L’édito. Élisabeth Lévy fait la moue. La raison ? On ne peut plus rien dire, et encore moins en rire. La preuve, Tex, un animateur de jeu télé, s’est fait virer de France 2 à cause d’une – mauvaise – blague sur les femmes battues. Et l’éditorialiste d’en appeler à Rabelais et Molière – des Tex de l’époque – , bâillonnés une nouvelle fois par la police de la pensée. « Interdit de déconner sur les juifs, les Noirs et les Arabes, et encore moins sur les femmes. […] En somme, il n’est plus permis de se moquer que des réacs et des électeurs du FN, ce qui finit par lasser. » Surtout qu’elle doit le prendre un peu pour elle...

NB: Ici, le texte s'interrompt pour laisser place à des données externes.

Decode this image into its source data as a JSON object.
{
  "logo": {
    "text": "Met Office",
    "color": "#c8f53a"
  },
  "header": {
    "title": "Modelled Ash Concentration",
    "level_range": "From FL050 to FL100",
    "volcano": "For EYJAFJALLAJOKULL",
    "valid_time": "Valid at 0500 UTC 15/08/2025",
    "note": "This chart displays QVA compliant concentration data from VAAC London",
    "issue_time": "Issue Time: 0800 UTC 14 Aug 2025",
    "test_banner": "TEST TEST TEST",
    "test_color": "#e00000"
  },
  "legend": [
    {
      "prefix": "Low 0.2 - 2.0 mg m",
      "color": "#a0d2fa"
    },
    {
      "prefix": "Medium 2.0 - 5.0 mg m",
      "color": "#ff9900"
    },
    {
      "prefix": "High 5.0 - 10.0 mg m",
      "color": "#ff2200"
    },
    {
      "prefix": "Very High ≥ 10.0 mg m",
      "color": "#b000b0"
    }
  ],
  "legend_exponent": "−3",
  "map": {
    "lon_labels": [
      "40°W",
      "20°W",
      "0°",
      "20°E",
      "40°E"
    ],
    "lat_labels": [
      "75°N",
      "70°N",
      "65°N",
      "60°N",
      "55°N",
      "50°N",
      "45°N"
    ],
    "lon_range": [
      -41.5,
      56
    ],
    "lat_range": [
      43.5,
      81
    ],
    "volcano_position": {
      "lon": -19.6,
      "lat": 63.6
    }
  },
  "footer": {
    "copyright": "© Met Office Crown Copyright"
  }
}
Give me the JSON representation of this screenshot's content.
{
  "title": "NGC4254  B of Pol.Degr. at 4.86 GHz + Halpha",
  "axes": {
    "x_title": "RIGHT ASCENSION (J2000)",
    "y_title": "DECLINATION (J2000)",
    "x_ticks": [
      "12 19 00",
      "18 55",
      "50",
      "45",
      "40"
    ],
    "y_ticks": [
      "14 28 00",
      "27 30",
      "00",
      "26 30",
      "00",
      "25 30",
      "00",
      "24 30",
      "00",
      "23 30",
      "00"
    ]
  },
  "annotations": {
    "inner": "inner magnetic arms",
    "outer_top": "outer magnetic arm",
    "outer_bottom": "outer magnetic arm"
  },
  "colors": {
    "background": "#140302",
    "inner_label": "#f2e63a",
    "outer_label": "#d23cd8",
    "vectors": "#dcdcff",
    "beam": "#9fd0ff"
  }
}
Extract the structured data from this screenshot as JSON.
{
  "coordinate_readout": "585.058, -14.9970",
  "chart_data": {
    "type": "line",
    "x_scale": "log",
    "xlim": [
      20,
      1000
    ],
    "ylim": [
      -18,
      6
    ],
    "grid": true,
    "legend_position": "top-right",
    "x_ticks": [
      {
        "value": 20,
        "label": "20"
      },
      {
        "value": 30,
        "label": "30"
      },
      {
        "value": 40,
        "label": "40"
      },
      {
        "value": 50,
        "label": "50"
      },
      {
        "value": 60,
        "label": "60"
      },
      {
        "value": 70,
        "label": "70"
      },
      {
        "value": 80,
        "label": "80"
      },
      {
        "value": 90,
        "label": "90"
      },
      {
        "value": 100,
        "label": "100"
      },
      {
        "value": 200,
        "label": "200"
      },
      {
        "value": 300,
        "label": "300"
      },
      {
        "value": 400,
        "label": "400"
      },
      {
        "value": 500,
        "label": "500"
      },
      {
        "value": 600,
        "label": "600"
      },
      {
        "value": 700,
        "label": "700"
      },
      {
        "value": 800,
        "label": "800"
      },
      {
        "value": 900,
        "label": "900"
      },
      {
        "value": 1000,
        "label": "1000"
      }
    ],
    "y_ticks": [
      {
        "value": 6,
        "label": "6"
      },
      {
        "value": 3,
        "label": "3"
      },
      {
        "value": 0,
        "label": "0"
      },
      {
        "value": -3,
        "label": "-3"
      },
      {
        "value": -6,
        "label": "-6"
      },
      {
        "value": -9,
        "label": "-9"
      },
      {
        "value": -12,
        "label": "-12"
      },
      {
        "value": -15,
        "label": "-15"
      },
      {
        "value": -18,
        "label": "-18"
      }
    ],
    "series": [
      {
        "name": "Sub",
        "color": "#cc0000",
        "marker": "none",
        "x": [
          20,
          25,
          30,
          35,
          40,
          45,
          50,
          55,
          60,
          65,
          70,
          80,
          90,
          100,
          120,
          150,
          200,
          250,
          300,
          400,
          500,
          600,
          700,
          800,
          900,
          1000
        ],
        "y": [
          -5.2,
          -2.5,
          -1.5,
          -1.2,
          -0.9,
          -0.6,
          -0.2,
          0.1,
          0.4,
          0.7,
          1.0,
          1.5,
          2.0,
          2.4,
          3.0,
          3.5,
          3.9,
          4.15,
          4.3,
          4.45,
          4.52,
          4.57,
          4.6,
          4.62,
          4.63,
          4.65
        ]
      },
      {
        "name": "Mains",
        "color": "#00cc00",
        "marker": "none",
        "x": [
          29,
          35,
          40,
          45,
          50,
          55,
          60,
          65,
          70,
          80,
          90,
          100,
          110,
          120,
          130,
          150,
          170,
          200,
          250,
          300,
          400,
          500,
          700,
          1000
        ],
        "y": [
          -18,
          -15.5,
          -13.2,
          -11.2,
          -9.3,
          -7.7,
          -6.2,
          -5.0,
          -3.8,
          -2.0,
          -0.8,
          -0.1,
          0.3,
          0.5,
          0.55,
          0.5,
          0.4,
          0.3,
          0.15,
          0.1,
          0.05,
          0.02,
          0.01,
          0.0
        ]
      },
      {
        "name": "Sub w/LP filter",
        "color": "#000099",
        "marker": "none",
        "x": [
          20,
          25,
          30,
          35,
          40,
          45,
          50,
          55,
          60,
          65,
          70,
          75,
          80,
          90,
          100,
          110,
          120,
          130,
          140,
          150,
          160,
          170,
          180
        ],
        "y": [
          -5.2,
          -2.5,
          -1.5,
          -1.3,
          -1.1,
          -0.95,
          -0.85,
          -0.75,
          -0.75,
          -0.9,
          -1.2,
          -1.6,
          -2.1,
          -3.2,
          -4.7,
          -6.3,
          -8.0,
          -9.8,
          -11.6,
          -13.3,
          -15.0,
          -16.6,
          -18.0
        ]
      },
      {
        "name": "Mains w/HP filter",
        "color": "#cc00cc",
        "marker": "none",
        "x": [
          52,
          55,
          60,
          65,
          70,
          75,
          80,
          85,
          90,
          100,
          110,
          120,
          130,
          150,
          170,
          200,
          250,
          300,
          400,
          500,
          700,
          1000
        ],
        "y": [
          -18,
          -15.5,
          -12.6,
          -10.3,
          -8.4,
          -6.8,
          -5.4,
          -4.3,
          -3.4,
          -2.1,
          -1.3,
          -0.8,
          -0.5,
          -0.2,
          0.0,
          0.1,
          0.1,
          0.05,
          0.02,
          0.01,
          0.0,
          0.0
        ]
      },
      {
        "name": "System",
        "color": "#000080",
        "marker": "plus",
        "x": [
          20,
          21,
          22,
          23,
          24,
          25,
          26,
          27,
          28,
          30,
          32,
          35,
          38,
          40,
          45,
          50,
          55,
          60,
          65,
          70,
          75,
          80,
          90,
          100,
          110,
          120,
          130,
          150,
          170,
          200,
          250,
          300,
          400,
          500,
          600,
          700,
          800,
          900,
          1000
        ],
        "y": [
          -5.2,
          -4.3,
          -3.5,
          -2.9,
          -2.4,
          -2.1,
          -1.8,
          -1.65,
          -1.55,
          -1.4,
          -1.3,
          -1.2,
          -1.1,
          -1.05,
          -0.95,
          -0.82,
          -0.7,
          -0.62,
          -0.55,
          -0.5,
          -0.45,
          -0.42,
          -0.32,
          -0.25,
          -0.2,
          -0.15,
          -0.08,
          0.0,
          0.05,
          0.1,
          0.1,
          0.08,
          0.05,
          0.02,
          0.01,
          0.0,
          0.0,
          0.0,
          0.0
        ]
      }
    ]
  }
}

Les billets. C’est festival. L’un roumègue contre la gabegie des pouvoirs publics qui dépensent des millions pour des ronds-points peu harmonieux. Beau comme du Jean-Pierre Pernaud. Plus loin, on apprend que Trieste a décidé de baptiser une rue du nom du néo-fasciste Giorgio Almirante – l’auteur peine à cacher sa joie. Puis un autre se félicite que Gabbana, de Dolce & Gabbana, s’en prenne au « lobby gay »... Je n’en suis qu’à la page 8, et déjà mon estomac se rappelle à mon bon souvenir.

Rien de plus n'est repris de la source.